“All the ways of a man are clean in his own eyes; But the LORD weigheth the spirits.” Proverbs 16:2
“Do you not know, brethren and sisters, that very often our ways seem very clean to us when they are not. I have learned by experience, most painful to my own soul, that I am not in the least qualified to judge of my own spiritual health: I have thought myself gradually advancing in the ways of God when I have been going back, and I have had the conceit crossing my mind that I had now overcome a certain besetting sin, when to my surprise I had found it return with greater force than before. Fellow professor, you may be at this moment walking as you think very rightly, and going on very well and comfortably, but let me ask you a few questions: are you not less in private prayer than you used to be? Do you not now hurry over it, do you not sometimes omit it altogether? Do you not frequently come from your closet without really having spoken to God, having merely gone through the form for the sake of quieting yourself? Your way may seem clean, but is it not foul when the mercy-seat becomes neglected?
How about your Bible, is that read as it once was, and are the promises as sweet to you? Do they ever rise from the page and talk with you? Oh, but if your Bible be neglected, my brother, you may be just as diligent in attending to the house of God as you used to be, but is not yours a sad state of decay? Let me come closer still. Is there the vitality about your profession that there used to be? There are some in this house this morning, who, if they could speak, would tell you that, when to their great sorrow they fell into sin, it was because by little and little their piety began to lose its force and power of life. They have been restored, but their bones still ache where they were once broken, and I am sure they would say to their brethren, ‘Take care of allowing a gracious spirit to evaporate, as it were, by slow degrees. Watch carefully over it, lest, settling upon your lees, and not being emptied from vessel to vessel, you should by-and-by become carnally secure, and afterwards fall into actual sin.
I ask some of my brethren here, and I ask the question because I have asked it of my own soul and answered it very tearfully, may not some of us be growing hardened in heart with regard to the salvation of our fellow creatures? Do we not love less now, than we used to do, those who are crying to us, ‘Come over and help us’? Do we not think ourselves getting to be experienced saints? We are not the poor sinners we once used to be. We do not come broken-heartedly to the mercy-seat as we did. We begin to judge our fellow Christians, and we think far less of them than we did years ago, when we used almost to love the ground that the Lord’s saints did tread upon, thinking ourselves to be less than nothing in their sight. Now, if it were the case in others, that they were growing proud, or becoming cold, or waxing hard of heart, we should say of them, ‘they are in great danger,’ but what about ourselves, if that be the case with us?
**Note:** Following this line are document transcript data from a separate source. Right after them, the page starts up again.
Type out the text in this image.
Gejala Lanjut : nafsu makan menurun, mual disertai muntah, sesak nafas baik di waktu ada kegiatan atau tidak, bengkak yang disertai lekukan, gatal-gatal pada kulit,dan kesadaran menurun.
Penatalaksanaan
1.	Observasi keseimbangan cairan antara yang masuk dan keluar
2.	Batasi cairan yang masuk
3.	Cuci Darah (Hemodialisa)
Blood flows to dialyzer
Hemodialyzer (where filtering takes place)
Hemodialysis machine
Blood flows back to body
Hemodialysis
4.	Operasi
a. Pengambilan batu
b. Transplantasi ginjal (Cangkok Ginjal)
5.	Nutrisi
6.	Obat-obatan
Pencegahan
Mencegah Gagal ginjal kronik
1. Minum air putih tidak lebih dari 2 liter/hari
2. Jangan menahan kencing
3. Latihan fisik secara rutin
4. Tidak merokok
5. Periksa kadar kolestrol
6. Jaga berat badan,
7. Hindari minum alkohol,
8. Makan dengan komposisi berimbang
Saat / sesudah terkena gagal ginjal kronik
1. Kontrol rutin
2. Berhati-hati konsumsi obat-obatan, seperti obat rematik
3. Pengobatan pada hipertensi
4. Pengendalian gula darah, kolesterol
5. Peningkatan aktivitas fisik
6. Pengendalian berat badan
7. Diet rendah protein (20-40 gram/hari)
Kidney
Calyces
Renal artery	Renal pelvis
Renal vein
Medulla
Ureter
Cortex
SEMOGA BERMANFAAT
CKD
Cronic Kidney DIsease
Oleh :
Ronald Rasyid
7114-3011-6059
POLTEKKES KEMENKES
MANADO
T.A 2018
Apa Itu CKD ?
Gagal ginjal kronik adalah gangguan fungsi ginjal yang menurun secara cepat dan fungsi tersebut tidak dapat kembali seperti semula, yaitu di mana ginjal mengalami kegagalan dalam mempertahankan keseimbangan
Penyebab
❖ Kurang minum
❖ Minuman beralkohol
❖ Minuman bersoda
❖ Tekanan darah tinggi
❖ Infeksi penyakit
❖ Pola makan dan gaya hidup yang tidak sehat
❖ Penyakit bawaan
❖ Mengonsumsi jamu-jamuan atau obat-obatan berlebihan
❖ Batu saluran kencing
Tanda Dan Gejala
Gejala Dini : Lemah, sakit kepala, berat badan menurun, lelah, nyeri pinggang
For my own self, I dread lest I should come to this pulpit, merely to preach to you, because the time has come, and I must get through an hour, or an hour-and-a-half of worship.
I dread getting to be a mere preaching machine, without my heart and soul being exercised in this solemn duty; and I dread for you, my dear friends, who hear me constantly, lest it should be a mere piece of clock-work, that you should be in the seats, at certain times in the week, and should sit there, and patiently hear the din which my noise makes in your ears. We must have vital godliness, and the vitality of it must be maintained, and the force and energy of our religion, must go on to increase day by day, or else, though our ways may seem to be very clean, the Lord will soon weigh our spirits to our eternal confusion.
Do you know that to his people the divine weighing in fatherly chastisement is rough work, for he can put the soul into the scale to our own consciousness, and when we think that it weighs pounds, he can reveal to us that it does not even reach to drachms! ‘There,’ saith he, ‘see what you are!’ and he begins to strip off the veil of self-conceit, and we see the loathsomeness and falsehood of our nature, and we are utterly dismayed. Or perhaps the Lord does worse than that. He suffers a temptation to come when we do not expect it, and then the evil boils up within us, and we, who thought we were next door to the cherubs, find ourselves near akin to the demons; wondering, too, that such a wild beast should have slumbered in the den of our hearts, whereas we ought to have known it was always there, and to have walked humbly with God, and watched and guarded ourselves.
Rest assured, beloved, great falls and terrible mischief never come to a Christian man at once, they are a work of slow degrees; and be assured, too, that you may glide down the smooth waters of the river and never dream of the Niagara beyond, and yet you may be speeding towards it. An awful crash may yet come to the highest professor among us, that shall make the world to ring with blasphemy against God, and the church to resound with bitter lamentations because the mighty have fallen. God will keep his own, but how if I should turn out not to be his own! He will keep the feet of his saints, but what if I leave off to watch, and my feet should not be kept, and I should turn out to be no saint of his, but a mere intruder into his family, and a pretender to have what I never had! O God, through Christ Jesus, deliver each of us from this.”
Charles Haddon Spurgeon, “Unsound Spiritual Trading,” in The Metropolitan Tabernacle Pulpit Sermons, Vol. 15. Originally preached on January 10, 1869. (London: Passmore & Alabaster, 1869), 22-23.